Галя испытующе взглянула на меня, и мне показалось, что она хотела спросить о чем-то, но удержалась. Выражение лица у нее было спокойное и дружелюбное.
Василий Лукич встретил меня, как всегда, приветливо и с места в карьер начал хвастать новыми станками, которые только что установили у них в цехе.

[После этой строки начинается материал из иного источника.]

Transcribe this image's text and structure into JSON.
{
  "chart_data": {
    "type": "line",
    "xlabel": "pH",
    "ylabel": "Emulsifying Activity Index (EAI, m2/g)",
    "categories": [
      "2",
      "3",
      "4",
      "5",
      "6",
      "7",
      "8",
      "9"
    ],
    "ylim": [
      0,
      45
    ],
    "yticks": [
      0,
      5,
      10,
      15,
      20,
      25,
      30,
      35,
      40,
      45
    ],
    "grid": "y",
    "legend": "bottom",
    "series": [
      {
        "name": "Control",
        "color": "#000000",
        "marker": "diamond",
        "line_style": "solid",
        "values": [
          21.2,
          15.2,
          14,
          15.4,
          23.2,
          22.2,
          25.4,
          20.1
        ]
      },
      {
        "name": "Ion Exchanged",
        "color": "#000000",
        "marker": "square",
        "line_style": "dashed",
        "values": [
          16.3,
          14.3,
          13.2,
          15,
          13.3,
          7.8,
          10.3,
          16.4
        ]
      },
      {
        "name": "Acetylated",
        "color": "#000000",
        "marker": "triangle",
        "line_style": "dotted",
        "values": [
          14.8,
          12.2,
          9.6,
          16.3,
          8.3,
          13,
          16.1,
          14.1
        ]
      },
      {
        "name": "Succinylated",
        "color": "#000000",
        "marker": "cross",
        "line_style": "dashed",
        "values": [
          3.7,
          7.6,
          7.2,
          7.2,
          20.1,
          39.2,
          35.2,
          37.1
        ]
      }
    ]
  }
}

— Хоть бы зашли как-нибудь, посмотрели, — говорил он. — Ведь это чудо! Точно сами понимают, что им нужно делать, только что не говорят!
— Едва ли мне придется посмотреть ваши станки, — ответил я. — Завтра еду в Каменск и, возможно, не возвращусь.
Я вовсе не предполагал, что мое сообщение произведет такое впечатление на Галю, иначе сказал бы как-нибудь по-другому. Услышав мои слова, она вздрогнула так сильно, что расплескала молоко из чашки, которую подносила к губам.
— Что с тобой, Анна? — встревожилась Марфа Никитична.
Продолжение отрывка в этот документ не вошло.